An analytical curve was constructed with quercetin concentrations ranging from 0 to 31.8 ppm (n = 7 points) prepared from quercetin stock solution (106 mg L−1) in ethanol:ultrapure water 1:1 (v/v) obtained from a Millipore Milli-Q system (USA).

For this 340 μL of quercetin solutions, at different concentrations, was added to 10 μL of ferric chloride solution 1% (w/v). The reading of this mixture was then performed, in triplicate, in the PhotoMetrix® app (Santos et al. 2007) using the green channel at λ = 500–580 nm (Choodum et al. 2013).

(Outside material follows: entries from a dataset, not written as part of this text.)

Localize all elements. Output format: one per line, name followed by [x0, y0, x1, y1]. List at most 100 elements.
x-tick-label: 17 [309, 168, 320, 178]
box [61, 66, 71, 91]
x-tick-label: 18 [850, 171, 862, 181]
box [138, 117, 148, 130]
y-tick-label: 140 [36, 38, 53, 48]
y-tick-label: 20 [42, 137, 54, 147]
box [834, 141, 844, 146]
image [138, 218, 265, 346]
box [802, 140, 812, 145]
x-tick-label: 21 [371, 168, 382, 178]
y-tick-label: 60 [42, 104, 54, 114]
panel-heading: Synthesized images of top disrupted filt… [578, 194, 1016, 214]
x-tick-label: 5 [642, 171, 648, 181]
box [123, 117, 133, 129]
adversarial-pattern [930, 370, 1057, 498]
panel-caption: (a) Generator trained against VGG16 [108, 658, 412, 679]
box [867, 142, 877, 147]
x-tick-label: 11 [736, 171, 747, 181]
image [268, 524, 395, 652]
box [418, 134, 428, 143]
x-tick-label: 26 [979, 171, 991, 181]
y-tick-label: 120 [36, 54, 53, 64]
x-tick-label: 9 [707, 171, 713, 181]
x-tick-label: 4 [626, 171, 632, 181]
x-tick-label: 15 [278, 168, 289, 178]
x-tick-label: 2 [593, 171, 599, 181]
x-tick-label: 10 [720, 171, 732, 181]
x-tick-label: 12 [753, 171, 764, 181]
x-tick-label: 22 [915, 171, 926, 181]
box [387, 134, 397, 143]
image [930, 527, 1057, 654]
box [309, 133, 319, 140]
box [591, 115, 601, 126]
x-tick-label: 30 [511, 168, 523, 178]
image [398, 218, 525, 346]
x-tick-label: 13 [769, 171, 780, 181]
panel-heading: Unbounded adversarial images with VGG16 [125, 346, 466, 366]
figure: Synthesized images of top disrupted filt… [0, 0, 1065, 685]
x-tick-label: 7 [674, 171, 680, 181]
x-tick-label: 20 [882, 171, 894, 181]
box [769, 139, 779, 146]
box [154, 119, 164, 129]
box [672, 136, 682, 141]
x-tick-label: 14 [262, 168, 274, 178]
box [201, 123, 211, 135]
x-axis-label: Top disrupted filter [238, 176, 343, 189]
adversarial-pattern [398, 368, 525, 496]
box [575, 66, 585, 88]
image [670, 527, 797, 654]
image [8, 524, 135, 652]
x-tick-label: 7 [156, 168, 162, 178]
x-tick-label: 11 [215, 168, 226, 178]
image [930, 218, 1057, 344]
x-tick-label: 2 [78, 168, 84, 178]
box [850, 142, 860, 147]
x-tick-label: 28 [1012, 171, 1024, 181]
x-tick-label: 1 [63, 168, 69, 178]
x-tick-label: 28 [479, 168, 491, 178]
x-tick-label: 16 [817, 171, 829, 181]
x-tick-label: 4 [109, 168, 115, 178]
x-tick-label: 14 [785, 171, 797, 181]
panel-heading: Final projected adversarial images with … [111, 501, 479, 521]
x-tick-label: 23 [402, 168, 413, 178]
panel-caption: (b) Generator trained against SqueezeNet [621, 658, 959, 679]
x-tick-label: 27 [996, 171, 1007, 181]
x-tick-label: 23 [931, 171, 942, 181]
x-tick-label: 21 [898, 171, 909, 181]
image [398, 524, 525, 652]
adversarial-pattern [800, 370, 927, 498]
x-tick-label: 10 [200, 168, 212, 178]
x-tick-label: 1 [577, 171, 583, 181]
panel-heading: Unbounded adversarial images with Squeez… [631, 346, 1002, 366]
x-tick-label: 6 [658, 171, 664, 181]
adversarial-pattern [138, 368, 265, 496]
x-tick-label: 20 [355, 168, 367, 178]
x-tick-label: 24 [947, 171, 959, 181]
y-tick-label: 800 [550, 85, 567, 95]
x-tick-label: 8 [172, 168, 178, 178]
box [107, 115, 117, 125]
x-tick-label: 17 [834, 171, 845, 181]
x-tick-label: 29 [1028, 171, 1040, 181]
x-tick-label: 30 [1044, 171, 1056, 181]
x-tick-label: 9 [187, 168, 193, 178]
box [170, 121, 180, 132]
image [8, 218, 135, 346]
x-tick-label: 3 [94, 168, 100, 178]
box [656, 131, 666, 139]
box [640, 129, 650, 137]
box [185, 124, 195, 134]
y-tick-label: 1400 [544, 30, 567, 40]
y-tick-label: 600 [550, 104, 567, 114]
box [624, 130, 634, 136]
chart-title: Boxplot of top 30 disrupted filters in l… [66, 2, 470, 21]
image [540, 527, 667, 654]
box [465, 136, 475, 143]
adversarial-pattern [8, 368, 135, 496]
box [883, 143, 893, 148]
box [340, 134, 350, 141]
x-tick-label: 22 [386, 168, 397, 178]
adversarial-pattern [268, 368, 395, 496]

The determination of total phenols content in tomato, strawberry, and coffee extracts was also performed by pipetting 340 μL of each extract. Sample preparation, into which 10 μL of 1% (w/v) ferric chloride solution was added. The samples were read in triplicate, using the green channel (λ = 500–580 nm) (Choodum et al. 2013) from the PhotoMetrix® application (Santos et al. 2007).

Visible Ultraviolet Spectrophotometry (UV-Vis)

Total phenols content was also determined using the visible ultraviolet spectrophotometry (UV-Vis) technique. To construct the analytical curve, the same quercetin solutions prepared to obtain the analytical curve using the PhotoMetrix® app were used. To obtain the analytical curve and to determine the total phenolic content in tomato, coffee, and strawberry extracts, 2.0 mL of quercetin solutions and extracts were used, respectively, and 70 μL of ferric chloride solution1% (w/v) were added to each. The reading was taken in triplicate at λ = 294 nm.

Determination of Antioxidant Content (reducing power)

PhotoMetrix® Method

Determination of antioxidants in tomatoes, strawberries, and coffee was performed using standard 2,6-di-tert-butyl-4-methylphenol (BHT), according to the methodology cited by Yen and Chen (1995) with modifications.

Initially, an analytical curve was constructed with different BHT concentrations (0.00, 0.10, 0.50, 1.00, 2.50, 3.50, and 5.00 mg L−1; n = 7 points) prepared from stock solution of BHT 100 mg L−1 in ethanol:ultrapure water 1:1 (v/v). For this, aliquots of the standard BHT solution (0, 10, 25, 50, 75, and 100 μL) were transferred to seven 25 mL test tubes, to which 2.5 mL of potassium ferricyanide solution 1% (w/v), 2.5 mL of 0.2 mol L−1 phosphate buffer (pH = 6.6) were added, and the mixture was then incubated at 45 °C for 20 min. Next, 2.0 mL of trichloroacetic acid 10% (w/v) were added and the volumes were completed to 10.0 mL with ultrapure water.

Three hundred forty microliters of this mixture containing BHT in different concentrations was added to 10 μL of 1% ferric chloride solution (w/v) and then read, in triplicate, using the green channel (λ = 500–580 nm) (Choodum et al. 2013) of the PhotoMetrix® application (Santos et al. 2007).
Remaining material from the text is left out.